Each month when we send out our newsletter we invite you to send us a Burning Question on topics such as leasing property, family law, employment or general business contracts.
In April we were sent this one:
“Why do some say that they are absolutely necessary and others say that they are very easy to break? Is a good lawyer and prenup non-existent? Would love to know a bit more about prenups?”
Before we proceed, I just want to make it clear that under Australian Family Law the correct name for a Prenup is a Financial Agreement. Financial agreements can be made before, during or after a relationship.
At present if you want to protect, or shall we say quarantine certain assets from spousal claim, the only instrument available to you is a financial agreement. They allow couples to decide how their assets will be handled at the beginning of the relationship, should the relationship break down at some time in the future.
In a Financial Agreement, both parties give up the rights they would otherwise have under the Family Law Act to apply to the Court for the division of the asset pool. Instead, the couple make their own agreement about how assets will be dealt with up front, both during the course of the relationship, and in the event that the relationship comes to an end.
Whether a prenup is absolutely necessary would depend very much on your personal circumstances. If you need to protect assets then you may consider it necessary but if you don’t need to protect assets then you might not. Remember too that it’s not just about assets – you may want to quarantine debt.
Although I don’t agree with what you’ve heard about prenups being “very easy to break”, the Family Law Act does envisage some circumstances in which the court may set an agreement aside. In other words, the court can make a decision about whether an agreement should stand and therefore bind the parties, or it can terminate the agreement.
The circumstances in which a prenup can be set aside are very limited, and a person must have a good reason to apply to the Court to terminate a Financial Agreement.

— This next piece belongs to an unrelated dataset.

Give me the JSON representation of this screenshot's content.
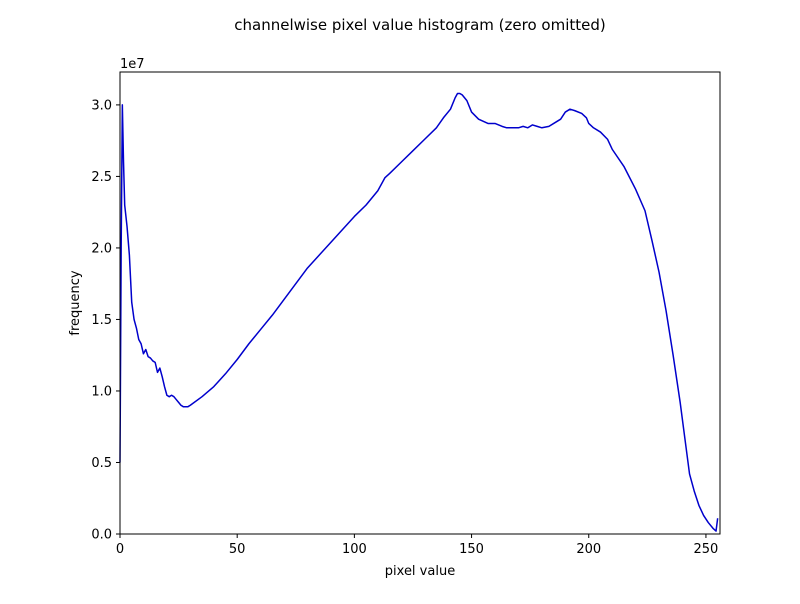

For example, the Act envisages the Court having the power to end a Financial Agreement where:-
- Fraud – one party has fraudulently induced the other party to sign the Agreement. This includes where one party was not upfront about all material matters that would have impacted on the other party’s decision about whether or not to enter the agreement. This could entail, for example, hiding assets, or not disclosing the true value of the assets that make up the asset pool, resulting in the other party receiving less than they would otherwise have agreed to;
- Defeating creditors – the parties entered into the agreement to place assets out of reach of creditors by transferring them from one party to the other; There have been cases where creditors who have suffered lose because of the above actions have applied to have the agreement set aside.
- Circumstances arise making the agreement impractical to be carried out – for example, if the matrimonial house was central to the Agreement and the house burns down and no longer exists, or becomes encumbered (by a mortgage), sold, changes form etc.
- Hardship relating to children – since making the agreement, a material change in circumstances occurs relating to the care, welfare or development of a child of the relationship. As a result, the child or party caring for the child, will suffer hardship if the agreement is not set aside;
- Duress – one party was forced into signing the agreement by duress or undue pressure.
Follow the correct procedure to ensure your Financial Agreement is legally binding.
Section 90 G of The Family Law Act lays out the correct procedure to ensure your pre-nuptial financial agreement is binding. As long as the parties to the agreement are totally honest with each other, receive legal advice before signing the agreement then the you minimise the chances of a successful challenge. A good lawyer will ensure that this is done correctly (our Legal Review Package follows these guidelines to the letter.)
Making a prenup agreement at the outset of a relationship, is a bit like trying to look into the future with a crystal ball. In reality, future circumstances of each party can never be predicted with 100% accuracy, and sometimes, things might happen that neither expects. It is in this way that a prenup differs to an agreement made at the end of a relationship (separation agreement).
A prenup may be made a number of years before separation occurs (if separation does occur at all).
For this reason, it is recommended that you review your Financial Agreement at regular intervals. You can terminate it, or change it, at any time if you both agree, although you still need to get legal advice before making any changes.
Some couples include “sunset clauses” in their agreement that may trigger the need to renegotiate the agreement or bring the agreement to an end in certain situations. The arrival of a child or another life changing event could bring un foreseen circumstances that require a degree of flexibility. If you can envisage it you can plan for it.
- The family law in Australia currently offers pre-nups to couples who want to create certainty and protection around their financial matters at the point of entry into the marriage or de facto relationship;
- The parties cannot foresee the future with complete accuracy, and unexpected events may occur which impact on their agreement;
- There are certain circumstances where a Court can end your Agreement. These circumstances are very limited, and a party needs to have a very good reason to apply to the Court to end an agreement;
- You can agree to review or terminate your Agreement at a specified time, or on the birth of children or other defined circumstances to make sure that it is still accurate and reflects the wishes of both parties as they change over time;
- You can terminate or change your Agreement at any time by mutual consent.